Daniel Bunn President and CEO at Tax Foundation | Twitter Website
The process of apportionment determines the percentage of a business's profits subject to a jurisdiction's corporate income or other business taxes. In the United States, states use various methods to apportion business profits based on company property, payroll, and sales within their borders.
Traditionally, the three-factor apportionment method evenly weighs property, payroll, and sales. However, many states have moved towards single sales factor apportionment. This approach considers only a company's sales in calculating tax liability, aiming to benefit in-state production while shifting more tax responsibility to out-of-state companies. Courts allow states considerable flexibility in adopting different apportionment methods but require that the tax must relate rationally to companies' activities in the state (external consistency). Additionally, no more than 100 percent of a corporation's income should be taxed if all states adopted the same formula (internal consistency).
There is no universally "correct" approach to corporate apportionment. While payroll and property are closely related to a company's operations in a state, most states include sales as a factor. Currently, 29 states use single sales factor apportionment.

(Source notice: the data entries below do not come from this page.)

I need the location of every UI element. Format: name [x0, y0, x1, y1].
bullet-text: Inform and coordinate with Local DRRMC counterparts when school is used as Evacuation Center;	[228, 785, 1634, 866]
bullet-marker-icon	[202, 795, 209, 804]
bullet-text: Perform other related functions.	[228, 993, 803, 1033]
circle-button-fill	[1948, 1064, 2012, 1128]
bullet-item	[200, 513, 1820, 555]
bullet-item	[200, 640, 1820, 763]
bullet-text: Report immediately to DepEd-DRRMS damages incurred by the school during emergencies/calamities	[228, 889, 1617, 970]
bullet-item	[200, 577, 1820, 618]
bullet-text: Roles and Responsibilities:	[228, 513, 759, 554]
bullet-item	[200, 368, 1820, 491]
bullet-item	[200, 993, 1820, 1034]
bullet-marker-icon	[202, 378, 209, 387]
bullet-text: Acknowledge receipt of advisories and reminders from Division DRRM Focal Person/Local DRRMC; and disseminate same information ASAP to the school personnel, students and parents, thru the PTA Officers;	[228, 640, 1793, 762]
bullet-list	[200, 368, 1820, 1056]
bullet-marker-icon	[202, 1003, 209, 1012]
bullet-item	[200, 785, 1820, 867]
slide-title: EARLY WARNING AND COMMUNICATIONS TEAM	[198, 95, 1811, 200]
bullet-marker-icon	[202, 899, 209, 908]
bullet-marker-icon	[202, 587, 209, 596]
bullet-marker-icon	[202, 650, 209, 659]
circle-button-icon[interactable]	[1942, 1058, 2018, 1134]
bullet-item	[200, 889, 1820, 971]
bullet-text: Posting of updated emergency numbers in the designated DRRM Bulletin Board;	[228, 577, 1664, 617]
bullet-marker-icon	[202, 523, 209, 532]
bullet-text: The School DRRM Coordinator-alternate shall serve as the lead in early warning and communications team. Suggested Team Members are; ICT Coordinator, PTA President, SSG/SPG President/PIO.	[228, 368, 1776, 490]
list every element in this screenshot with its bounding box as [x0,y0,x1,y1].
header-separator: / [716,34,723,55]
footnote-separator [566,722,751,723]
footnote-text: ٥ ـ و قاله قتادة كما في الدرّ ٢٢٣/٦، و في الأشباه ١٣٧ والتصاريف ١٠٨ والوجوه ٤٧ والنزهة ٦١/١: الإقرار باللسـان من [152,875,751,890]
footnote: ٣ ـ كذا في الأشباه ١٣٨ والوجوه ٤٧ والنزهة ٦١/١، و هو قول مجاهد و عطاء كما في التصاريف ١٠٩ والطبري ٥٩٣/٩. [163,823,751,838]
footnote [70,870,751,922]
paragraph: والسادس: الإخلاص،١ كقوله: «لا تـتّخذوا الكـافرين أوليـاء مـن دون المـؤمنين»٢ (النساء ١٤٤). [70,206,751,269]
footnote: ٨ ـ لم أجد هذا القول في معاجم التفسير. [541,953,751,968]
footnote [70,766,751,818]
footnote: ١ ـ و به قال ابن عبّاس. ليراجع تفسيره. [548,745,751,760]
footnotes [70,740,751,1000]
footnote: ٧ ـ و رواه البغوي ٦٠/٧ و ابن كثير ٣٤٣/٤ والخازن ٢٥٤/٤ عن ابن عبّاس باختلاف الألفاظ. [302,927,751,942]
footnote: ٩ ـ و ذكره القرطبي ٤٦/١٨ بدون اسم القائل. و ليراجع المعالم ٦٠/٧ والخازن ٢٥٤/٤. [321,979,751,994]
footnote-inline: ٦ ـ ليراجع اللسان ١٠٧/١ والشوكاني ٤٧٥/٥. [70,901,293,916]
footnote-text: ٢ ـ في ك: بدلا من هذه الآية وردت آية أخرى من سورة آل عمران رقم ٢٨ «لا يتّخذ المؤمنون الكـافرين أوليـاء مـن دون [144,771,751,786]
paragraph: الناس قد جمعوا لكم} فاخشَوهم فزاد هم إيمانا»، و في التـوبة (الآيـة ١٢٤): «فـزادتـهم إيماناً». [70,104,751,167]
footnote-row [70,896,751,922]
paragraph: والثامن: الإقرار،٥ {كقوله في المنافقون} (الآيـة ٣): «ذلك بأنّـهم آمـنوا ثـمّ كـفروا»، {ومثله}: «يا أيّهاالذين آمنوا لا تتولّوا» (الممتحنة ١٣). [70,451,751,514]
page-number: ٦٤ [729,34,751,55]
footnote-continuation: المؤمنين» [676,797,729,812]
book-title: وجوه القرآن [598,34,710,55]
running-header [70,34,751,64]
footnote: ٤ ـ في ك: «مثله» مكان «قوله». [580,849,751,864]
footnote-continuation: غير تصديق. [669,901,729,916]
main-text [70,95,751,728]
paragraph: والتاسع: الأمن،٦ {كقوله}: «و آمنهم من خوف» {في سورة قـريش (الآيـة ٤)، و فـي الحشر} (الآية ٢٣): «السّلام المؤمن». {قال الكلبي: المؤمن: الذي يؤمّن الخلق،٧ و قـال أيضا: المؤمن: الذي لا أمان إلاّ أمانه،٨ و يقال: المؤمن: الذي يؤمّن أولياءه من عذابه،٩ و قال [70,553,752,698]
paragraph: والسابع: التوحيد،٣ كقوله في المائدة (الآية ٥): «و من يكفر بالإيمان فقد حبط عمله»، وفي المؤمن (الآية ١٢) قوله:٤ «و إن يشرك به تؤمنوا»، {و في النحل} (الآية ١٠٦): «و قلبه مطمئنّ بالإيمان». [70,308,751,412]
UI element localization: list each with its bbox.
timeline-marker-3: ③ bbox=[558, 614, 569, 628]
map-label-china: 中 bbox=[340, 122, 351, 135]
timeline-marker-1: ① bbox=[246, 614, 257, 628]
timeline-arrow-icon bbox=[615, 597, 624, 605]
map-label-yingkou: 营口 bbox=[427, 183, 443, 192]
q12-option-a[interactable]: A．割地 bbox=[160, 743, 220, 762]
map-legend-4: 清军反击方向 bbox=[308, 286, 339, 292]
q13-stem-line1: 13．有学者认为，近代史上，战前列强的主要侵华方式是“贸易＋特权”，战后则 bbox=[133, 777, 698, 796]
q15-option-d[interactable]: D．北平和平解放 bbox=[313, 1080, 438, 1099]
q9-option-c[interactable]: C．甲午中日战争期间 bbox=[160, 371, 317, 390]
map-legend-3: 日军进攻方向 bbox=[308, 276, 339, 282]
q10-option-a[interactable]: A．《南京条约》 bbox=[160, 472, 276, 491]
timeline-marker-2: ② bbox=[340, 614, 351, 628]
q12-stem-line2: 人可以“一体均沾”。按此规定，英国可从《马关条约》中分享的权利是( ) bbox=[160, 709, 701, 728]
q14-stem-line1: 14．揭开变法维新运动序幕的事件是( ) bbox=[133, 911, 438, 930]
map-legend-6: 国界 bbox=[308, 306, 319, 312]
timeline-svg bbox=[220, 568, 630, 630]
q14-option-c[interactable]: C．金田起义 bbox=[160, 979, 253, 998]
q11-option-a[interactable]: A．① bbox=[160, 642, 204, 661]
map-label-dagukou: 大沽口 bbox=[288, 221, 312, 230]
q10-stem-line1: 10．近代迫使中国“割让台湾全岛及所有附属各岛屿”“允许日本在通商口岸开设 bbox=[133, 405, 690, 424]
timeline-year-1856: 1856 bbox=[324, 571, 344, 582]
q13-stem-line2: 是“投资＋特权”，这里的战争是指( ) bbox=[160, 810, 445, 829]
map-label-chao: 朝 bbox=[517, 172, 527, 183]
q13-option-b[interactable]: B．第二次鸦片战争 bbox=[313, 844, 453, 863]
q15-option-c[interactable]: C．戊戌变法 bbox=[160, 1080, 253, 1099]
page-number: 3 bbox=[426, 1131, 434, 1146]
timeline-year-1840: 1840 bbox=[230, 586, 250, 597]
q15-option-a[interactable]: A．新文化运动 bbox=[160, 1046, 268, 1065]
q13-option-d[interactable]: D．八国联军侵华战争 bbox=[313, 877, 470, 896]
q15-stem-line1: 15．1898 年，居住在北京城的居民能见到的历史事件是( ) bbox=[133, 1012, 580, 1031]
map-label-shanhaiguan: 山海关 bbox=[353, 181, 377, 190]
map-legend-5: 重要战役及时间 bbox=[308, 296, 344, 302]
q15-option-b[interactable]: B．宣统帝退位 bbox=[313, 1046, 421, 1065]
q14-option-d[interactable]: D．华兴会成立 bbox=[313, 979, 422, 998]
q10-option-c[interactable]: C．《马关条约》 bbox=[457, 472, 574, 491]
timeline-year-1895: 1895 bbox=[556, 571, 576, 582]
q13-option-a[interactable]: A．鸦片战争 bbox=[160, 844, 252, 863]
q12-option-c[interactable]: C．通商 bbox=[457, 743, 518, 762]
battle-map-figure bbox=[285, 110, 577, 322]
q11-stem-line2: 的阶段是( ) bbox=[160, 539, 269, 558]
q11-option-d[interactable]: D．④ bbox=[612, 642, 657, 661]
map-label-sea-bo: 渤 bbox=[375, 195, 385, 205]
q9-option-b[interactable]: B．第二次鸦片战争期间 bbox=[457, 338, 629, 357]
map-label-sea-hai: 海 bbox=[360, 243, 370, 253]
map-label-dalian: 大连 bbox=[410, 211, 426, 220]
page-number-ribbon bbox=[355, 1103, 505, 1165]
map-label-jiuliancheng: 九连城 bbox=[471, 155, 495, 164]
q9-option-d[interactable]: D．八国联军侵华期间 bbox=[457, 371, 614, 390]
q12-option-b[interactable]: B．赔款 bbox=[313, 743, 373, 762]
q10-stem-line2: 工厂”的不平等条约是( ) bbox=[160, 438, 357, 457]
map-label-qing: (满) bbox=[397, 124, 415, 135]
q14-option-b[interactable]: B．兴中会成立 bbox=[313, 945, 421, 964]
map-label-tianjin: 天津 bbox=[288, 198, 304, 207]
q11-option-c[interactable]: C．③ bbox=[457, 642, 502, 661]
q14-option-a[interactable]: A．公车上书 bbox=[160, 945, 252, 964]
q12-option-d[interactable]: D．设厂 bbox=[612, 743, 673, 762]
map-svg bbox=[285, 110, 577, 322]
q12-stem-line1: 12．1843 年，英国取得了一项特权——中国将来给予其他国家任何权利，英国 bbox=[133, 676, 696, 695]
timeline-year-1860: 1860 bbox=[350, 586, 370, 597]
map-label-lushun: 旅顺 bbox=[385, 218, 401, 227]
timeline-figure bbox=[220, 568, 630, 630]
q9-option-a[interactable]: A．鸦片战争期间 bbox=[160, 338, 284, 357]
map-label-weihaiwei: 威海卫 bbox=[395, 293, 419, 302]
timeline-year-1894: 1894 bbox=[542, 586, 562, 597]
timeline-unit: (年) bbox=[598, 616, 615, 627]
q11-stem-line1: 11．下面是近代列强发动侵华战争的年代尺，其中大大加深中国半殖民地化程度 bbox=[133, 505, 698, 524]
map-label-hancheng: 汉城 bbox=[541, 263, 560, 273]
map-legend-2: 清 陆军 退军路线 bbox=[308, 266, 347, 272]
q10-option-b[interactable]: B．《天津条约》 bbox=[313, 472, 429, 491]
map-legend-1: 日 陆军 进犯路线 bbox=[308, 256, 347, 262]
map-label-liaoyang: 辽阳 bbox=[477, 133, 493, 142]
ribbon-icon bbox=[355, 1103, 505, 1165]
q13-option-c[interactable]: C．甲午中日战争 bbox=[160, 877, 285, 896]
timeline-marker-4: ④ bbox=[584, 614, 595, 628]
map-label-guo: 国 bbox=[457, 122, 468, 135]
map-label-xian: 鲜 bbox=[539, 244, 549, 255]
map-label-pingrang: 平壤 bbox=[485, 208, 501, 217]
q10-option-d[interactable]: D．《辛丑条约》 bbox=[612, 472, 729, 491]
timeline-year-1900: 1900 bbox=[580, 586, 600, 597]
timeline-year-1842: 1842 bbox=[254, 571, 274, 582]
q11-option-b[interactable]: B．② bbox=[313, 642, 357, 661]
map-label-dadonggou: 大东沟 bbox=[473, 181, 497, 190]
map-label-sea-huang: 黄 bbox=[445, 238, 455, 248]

Single sales factor apportionment reduces tax burdens for businesses with most of their property and payroll in-state but few national sales there. Conversely, it increases tax burdens for out-of-state companies with minimal local property or payroll but significant national sales in the state.
Sales of tangible property are typically sourced to the sale destination. The sourcing of service sales is more complex; 26 of 45 corporate income-taxing states emphasize where a service's benefit is received—known as market or benefit sourcing—contrasting with rules focusing on where income-producing activity occurs.
For Tax Year 2020:
- Six states used three-factor apportionment.
- Eight states used a 50% sales factor.
- Three states used more than 50% sales factor.
- Twenty-nine states employed single sales factor.
Certain states offer alternative factors either optionally or for specific industries.
Texas uses single sales factor for its Margin Tax—a gross receipts tax—but other gross receipts taxes do not follow corporate apportionment formulas.